Às vezes parece que vai outras vezes que não... é a dicotomia da vida
dizendo que somos quase prontos. Quase equilibrados. Quase vivos. Uns
que passam sobre a gente, outros que dão a volta e contornam como se
fossem sombras de si mesmos.
Essa vida é mesmo surpreendente. Em
uma única existência somos capazes de viver e sobreviver a diversas
fases, sob a sorte e a falta dela que nos unge os dias. De uma forma
concisa eu poderia dizer que viver é uma sucessão de erros e acertos, de
tropeços e saltos, afogamentos, resgates, onde só desfrutamos e
valoramos as subidas depois que despencamos ladeira abaixo.
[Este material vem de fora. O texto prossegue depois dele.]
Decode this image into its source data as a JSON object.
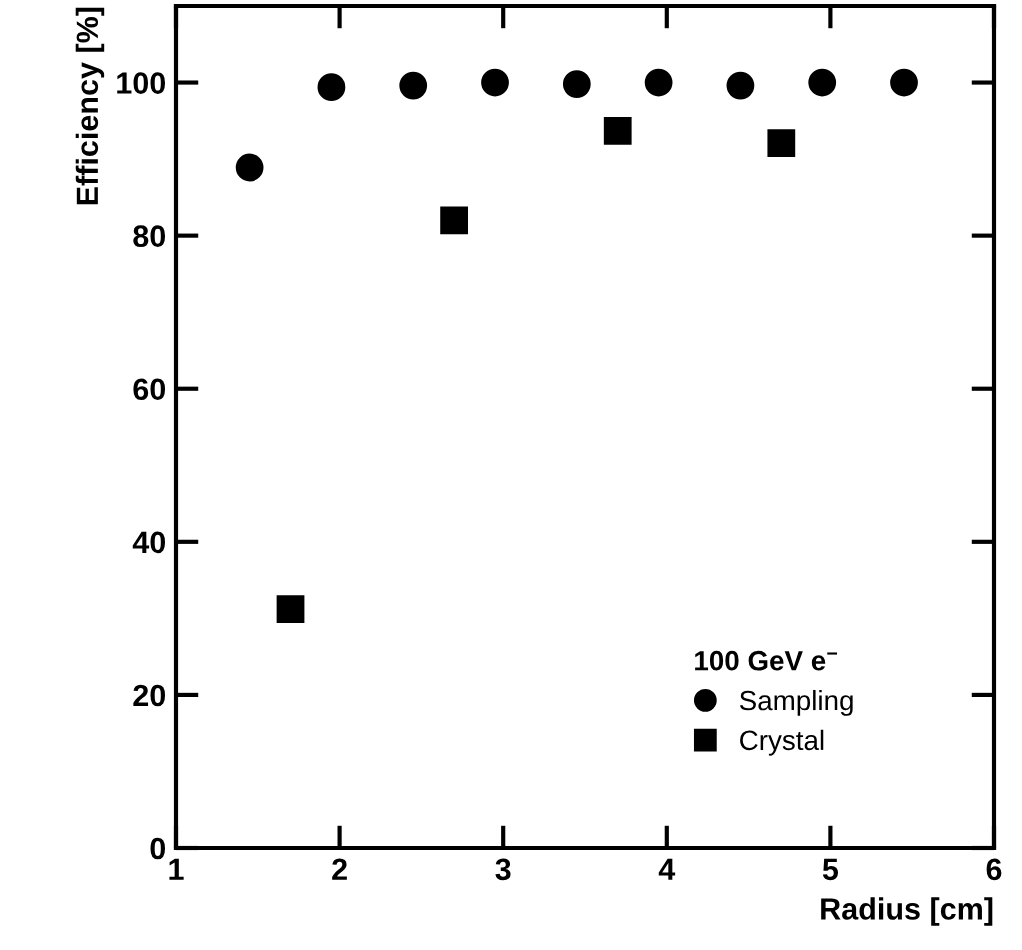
{
  "chart_data": {
    "type": "scatter",
    "xlabel": "Radius [cm]",
    "ylabel": "Efficiency [%]",
    "legend_title": "100 GeV e$^{−}$",
    "legend": "bottom right",
    "grid": false,
    "xlim": [
      1,
      6
    ],
    "xticks": [
      1,
      2,
      3,
      4,
      5,
      6
    ],
    "ylim": [
      0,
      110
    ],
    "yticks": [
      0,
      20,
      40,
      60,
      80,
      100
    ],
    "series": [
      {
        "name": "Sampling",
        "color": "#000000",
        "marker": "circle",
        "x": [
          1.45,
          1.95,
          2.45,
          2.95,
          3.45,
          3.95,
          4.45,
          4.95,
          5.45
        ],
        "values": [
          88.9,
          99.4,
          99.6,
          100,
          99.8,
          100,
          99.6,
          100,
          100
        ]
      },
      {
        "name": "Crystal",
        "color": "#000000",
        "marker": "square",
        "x": [
          1.7,
          2.7,
          3.7,
          4.7
        ],
        "values": [
          31.2,
          82,
          93.7,
          92.1
        ]
      }
    ]
  }
}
E como toda
história tem dois lados, na vida não poderia ser diferente. A gente só
percebe a vitória e a derrota quando estamos no topo, ou no poço.
Acredito que nós, seres humanos, somos providos de uma força
sobre-humana para aguentar tanta pedrada que a vivência insiste em
mandar. É incrível a nossa capacidade de cair e levantar, de reformular
por dentro, sangrar e estancar, ressurgir. Somos feitos de partículas de
persistência, átomos de dedicação, moléculas de crença, células de
esperança. Quanto mais nos entregamos e mergulhamos em nossos motivos,
mais reforçamos o nosso propósito de viver. Acontece que, vez ou outra,
vem uma paulada pelas costas, um tombo violento e esparramado, uma bala
perdida que nos encontra na escuridão. Então morremos. Para, depois,
nascermos de novo.
A vida é cheia de ciclos… E para começar um é
preciso encerrar o outro. Por isso morremos tantas vezes durante tantos
anos. A prova viva da morte está no fim excruciante de um relacionamento
amoroso, no vazio assustador do abandono físico, na escassez de alguém
ali, que nos ame, ou que ao menos nos suporte. Está na falta de emprego e
perspectiva, na despensa vazia, na ordem de despejo, na saúde
fragilizada e apavorada, na despedida de uma alma querida. Quando
perdemos tudo, o que nos resta é recomeçar do nada. Precisamos morrer
para renascer, assim como o mito da Fênix, que antes da sua morte
entrava em combustão para depois renascer das próprias cinzas. Somos
assim. Aves tão fortes que conseguimos carregar elefantes. Nossas
lágrimas não só expelem alívio, como também têm o poder de cura.
A
verdade é que os golpes da vida nunca são gentis, muito menos educados
ao ponto de anunciar a chegada. Ao lançar-nos no chão parece que um
buraco se abre e nos engole, mastiga, degusta e então, cospe. Do que
sobra de nós é preciso dar forma e pôr de pé. Morre um para nascer
outro, indiscutivelmente mais resistente. Desse jeito, toda vez que
recebemos uma pancada desnorteante nos despedimos de um pouco de nós, um
fio de esperança se perde, um bocado de confiança vaza, um tanto de boa
fé escorre. É possível que nos recuperemos adiante, embora algumas
vezes isso não aconteça. Morremos.
Como a Fênix, cessamos em
nossa auto cremação de dores, de ódio, indignação e sensação de
incapacidade, um mistura de venenos que nos corrói e nos traz de volta à
terra. É com base na junção de algumas mortes passadas e futuras vidas
que eu digo: Deve-se cortar para florescer, é preciso morrer para voltar
a viver.
Então, do pó ressurgimos, amedrontados, cambaleando,
abrindo os olhos e as asas, sacudindo a poeira. Enchemos o pulmão de ar
para arriscar um primeiro voo, ainda contido e baixo, mas consumidos de
uma força maior acreditada em nossas capacidades e virtudes. Aos poucos,
nos enchemos de esperança e de coragem para alçar novas manobras e
riscar outros horizontes.
Não adianta. A nossa força oriunda das
quedas. É por isso que as feridas são imprescindíveis para o
crescimento, por mais que nos regalem certa rigidez ao casco. É a
capacidade de recomeçar dentro de nós mesmos que nos permite viver outra
vez. Somente dessa forma recuperamos a nossa vida.